Using the methodologies described here, we isolated translucent vessels from two other exceptionally well-preserved tyrannosaurs (figs. S1 and S2) (3), and we isolated microstructures consistent with osteocytes in at least three other dinosaurs: two tyrannosaurs and one hadrosaur (fig. S3). Vessels in these specimens exhibit highly variable preservation, from crystalline morphs to transparent and pliable soft tissues.
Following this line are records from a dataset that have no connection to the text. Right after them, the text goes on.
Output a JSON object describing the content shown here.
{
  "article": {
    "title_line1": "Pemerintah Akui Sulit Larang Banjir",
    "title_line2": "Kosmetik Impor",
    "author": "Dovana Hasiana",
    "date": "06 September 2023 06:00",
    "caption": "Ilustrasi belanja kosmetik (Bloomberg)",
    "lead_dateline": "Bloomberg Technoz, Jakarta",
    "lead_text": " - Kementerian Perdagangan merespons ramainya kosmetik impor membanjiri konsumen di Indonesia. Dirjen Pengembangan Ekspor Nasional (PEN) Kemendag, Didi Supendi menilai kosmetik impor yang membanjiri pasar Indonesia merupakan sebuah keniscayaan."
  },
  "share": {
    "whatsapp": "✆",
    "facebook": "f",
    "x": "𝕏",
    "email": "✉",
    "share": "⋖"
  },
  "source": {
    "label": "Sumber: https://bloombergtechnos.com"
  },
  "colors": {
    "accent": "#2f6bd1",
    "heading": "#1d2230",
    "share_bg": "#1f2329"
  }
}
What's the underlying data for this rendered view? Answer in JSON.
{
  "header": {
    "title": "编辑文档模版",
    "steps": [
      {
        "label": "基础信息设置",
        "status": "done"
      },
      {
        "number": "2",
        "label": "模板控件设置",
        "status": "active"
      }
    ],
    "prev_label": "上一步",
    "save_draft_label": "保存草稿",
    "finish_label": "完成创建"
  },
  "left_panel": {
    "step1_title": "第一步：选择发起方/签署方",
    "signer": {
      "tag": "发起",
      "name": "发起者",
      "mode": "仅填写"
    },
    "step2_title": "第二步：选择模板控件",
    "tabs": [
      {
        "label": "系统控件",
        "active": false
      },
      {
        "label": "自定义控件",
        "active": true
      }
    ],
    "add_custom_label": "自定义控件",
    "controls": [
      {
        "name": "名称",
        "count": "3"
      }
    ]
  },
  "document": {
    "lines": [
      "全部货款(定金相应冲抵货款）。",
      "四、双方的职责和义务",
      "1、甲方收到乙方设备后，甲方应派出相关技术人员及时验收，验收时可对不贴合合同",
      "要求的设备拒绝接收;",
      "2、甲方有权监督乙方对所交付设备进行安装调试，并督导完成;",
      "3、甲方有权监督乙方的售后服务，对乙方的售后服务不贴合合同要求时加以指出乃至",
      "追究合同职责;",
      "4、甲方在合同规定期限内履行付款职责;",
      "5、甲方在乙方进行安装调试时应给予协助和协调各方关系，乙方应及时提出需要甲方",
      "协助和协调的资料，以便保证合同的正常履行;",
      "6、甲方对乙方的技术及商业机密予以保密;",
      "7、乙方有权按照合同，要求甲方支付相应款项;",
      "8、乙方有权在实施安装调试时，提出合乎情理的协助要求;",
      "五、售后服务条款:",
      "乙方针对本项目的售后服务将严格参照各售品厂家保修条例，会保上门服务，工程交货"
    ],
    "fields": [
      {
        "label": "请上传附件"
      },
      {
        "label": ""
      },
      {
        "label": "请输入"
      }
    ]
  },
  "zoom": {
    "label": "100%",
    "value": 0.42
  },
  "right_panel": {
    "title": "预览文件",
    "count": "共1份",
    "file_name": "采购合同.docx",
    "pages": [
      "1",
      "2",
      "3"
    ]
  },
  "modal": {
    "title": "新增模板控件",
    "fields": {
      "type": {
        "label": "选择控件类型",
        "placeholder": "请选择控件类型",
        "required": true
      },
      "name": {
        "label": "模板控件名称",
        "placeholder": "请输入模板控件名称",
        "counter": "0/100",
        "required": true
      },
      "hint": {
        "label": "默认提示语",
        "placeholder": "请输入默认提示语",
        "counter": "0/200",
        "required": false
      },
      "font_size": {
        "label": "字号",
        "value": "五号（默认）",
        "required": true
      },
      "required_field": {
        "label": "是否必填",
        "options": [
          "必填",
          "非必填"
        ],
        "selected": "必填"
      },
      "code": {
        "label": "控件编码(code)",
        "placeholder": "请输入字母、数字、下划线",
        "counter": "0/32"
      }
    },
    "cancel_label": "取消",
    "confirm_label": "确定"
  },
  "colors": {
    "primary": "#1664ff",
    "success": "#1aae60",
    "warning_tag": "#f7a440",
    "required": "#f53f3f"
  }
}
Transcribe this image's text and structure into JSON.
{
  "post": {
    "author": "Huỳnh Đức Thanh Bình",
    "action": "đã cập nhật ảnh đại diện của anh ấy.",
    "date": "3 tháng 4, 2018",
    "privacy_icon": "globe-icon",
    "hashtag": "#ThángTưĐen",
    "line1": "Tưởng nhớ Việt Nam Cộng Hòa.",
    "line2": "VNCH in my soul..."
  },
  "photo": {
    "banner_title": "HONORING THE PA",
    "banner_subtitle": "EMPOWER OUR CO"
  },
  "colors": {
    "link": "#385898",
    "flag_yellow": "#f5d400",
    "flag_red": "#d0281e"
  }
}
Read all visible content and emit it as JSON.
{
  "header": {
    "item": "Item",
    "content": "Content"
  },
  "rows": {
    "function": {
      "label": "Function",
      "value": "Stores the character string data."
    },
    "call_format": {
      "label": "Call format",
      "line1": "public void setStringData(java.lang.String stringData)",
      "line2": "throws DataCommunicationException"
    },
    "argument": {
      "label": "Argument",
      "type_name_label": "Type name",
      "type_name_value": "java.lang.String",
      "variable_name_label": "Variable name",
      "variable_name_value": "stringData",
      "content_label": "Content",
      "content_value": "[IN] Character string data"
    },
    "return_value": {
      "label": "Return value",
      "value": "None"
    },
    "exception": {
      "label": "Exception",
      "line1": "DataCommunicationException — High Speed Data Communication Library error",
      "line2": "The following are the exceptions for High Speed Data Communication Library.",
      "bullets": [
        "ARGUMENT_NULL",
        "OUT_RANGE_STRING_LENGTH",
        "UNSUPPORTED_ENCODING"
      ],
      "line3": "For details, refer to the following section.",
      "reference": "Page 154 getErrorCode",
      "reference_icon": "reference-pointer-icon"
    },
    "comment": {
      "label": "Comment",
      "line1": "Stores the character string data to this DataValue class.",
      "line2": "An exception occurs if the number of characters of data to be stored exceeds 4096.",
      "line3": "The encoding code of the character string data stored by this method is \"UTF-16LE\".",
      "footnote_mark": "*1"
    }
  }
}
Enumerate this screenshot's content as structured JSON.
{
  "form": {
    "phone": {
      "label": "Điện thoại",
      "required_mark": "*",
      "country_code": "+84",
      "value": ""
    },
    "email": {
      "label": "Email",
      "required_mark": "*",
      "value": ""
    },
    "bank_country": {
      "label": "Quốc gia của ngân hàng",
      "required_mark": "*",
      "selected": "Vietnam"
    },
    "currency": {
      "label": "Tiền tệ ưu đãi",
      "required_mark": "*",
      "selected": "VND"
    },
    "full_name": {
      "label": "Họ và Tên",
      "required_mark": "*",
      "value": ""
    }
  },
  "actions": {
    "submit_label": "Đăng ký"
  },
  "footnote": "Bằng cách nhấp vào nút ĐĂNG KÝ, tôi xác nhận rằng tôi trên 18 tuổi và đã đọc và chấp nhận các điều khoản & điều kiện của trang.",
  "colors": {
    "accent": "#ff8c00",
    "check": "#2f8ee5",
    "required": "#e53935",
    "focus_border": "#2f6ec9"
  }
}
The elucidation and modeling of processes resulting in soft-tissue preservation may form the basis for an avenue of research into the recovery and characterization of similar structures in other specimens, paving the way for micro- and molecular taphonomic investigations. Whether preservation is strictly morphological and the result of some kind of unknown geochemical replacement process or whether it extends to the subcellular and molecular levels is uncertain. However, we have identified protein fragments in extracted bone samples, some of which retain slight antigenicity (3). These data indicate that exceptional morphological preservation in some dinosaurian specimens may extend to the cellular level or beyond. If so, in addition to providing independent means of testing phylogenetic hypotheses about dinosaurs, applying molecular and analytical methods to well-preserved dinosaur specimens has important implications for elucidating preservational microenvironments and will contribute to our understanding of biogeochemical interactions at the microscopic and molecular levels that lead to fossilization.